[llvm] r199244 - Reapply "LTO: add API to set strategy for -internalize"

Wed Apr 2 13:11:30 PDT 2014

On Apr 2, 2014, at 12:02, Rafael Espíndola <rafael.espindola at gmail.com> wrote:

>>> If I understand it correctly, it
>>> exist so that we don't internalize symbols when using ld -r.
>> 
>> Right.
>> 
>>  - INTERNALIZE_HIDDEN is used by ld -r
>>  - INTERNALIZE_NONE is used by ld -r -keep_private_externs
>> 
>> I expect INTERNALIZE_NONE is generally useful for creating shared objects, where
>> nothing should be internalized.  I'm not sure if there are other use cases for
>> INTERNALIZE_HIDDEN.
>> 
>>> Why can't
>>> the linker simply list the symbols that should not be internalized in
>>> that case as it does for every other file?
>> 
>> For INTERNALIZE_NONE, that requires listing every symbol in the bitcode.  For
>> INTERNALIZE_HIDDEN, it would be on the same scale (listing every symbol that
>> isn't hidden).  The LTO side would then be dealing with extremely large sets of
>> symbols to export.
>> 
>> Adding API was more efficient and easier to reason about.
>> 
>> Is it causing a problem, or are you generally concerned about C API bloat?
> 
> API bloat in general. What I like about not having special cases like
> this is that it makes it far more obvious which symbols the linker
> wants: only the ones it explicitly asks for.

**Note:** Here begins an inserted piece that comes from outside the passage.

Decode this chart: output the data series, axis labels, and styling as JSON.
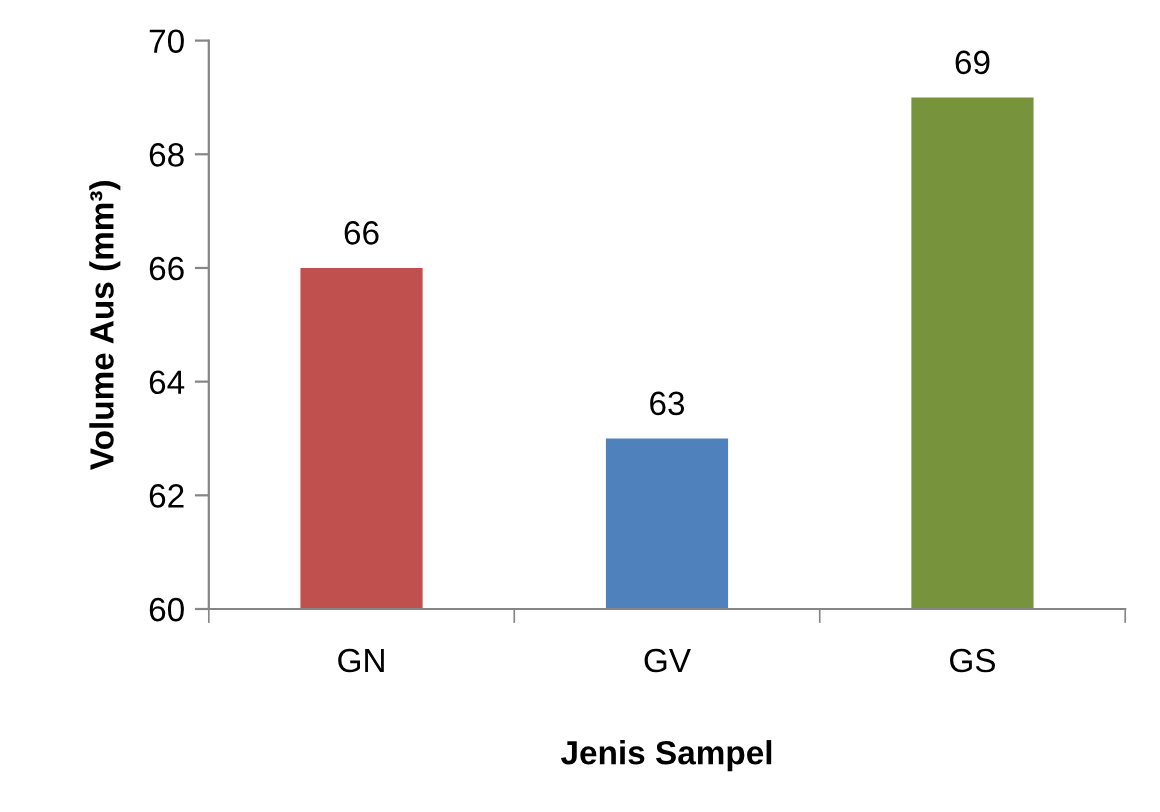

I dispute that.  I think the linker can communicate more clearly with LTO
*with* the API change, and I don't think it's less obvious which symbols the
linker wants.

> The the flag in contrast
> requires a C api addition and an extension to the internalize api.

You're right here; maybe the API change was the wrong direction (especially
given your profiling results).  I'll CC you directly for LTO patches in the
future.

But isn't the C API stable?  Isn't it too late to roll back this change?

> Last time there was some concern about the number of calls to preserve
> symbols I did some benchmarking
> (http://lists.cs.uiuc.edu/pipermail/llvm-commits/Week-of-Mon-20130930/189746.html)
> 
> ------------------------------
> I took the
> largest "shared library" I had at hand: clang with -export_dynamic. On
> linux gold currently asks for 22922 symbols to be preserved. I applied
> the attached hack-timeit.patch to test how long it takes for us to get
> the internalized combined module. On my machine (2010 iMac),  the time
> is 0.08s, so despite large number of calls and the
> std::map<std::string>, internalize in general is not too slow. For
> scale, the verifier takes about 1s. Parsing the bitcode file takes 5s
> (the file is 118 MB).
> --------------------------------
> 
> Have you found a case where the extra calls are actually noticeable?

Probably not.  Since my approach directly modelled what the linker wants, and
certainly wasn't going to be slower, I never profiled.  (Sorry I missed that
that conversation; I arrived too late.)

Nick, did you do any profiling of this?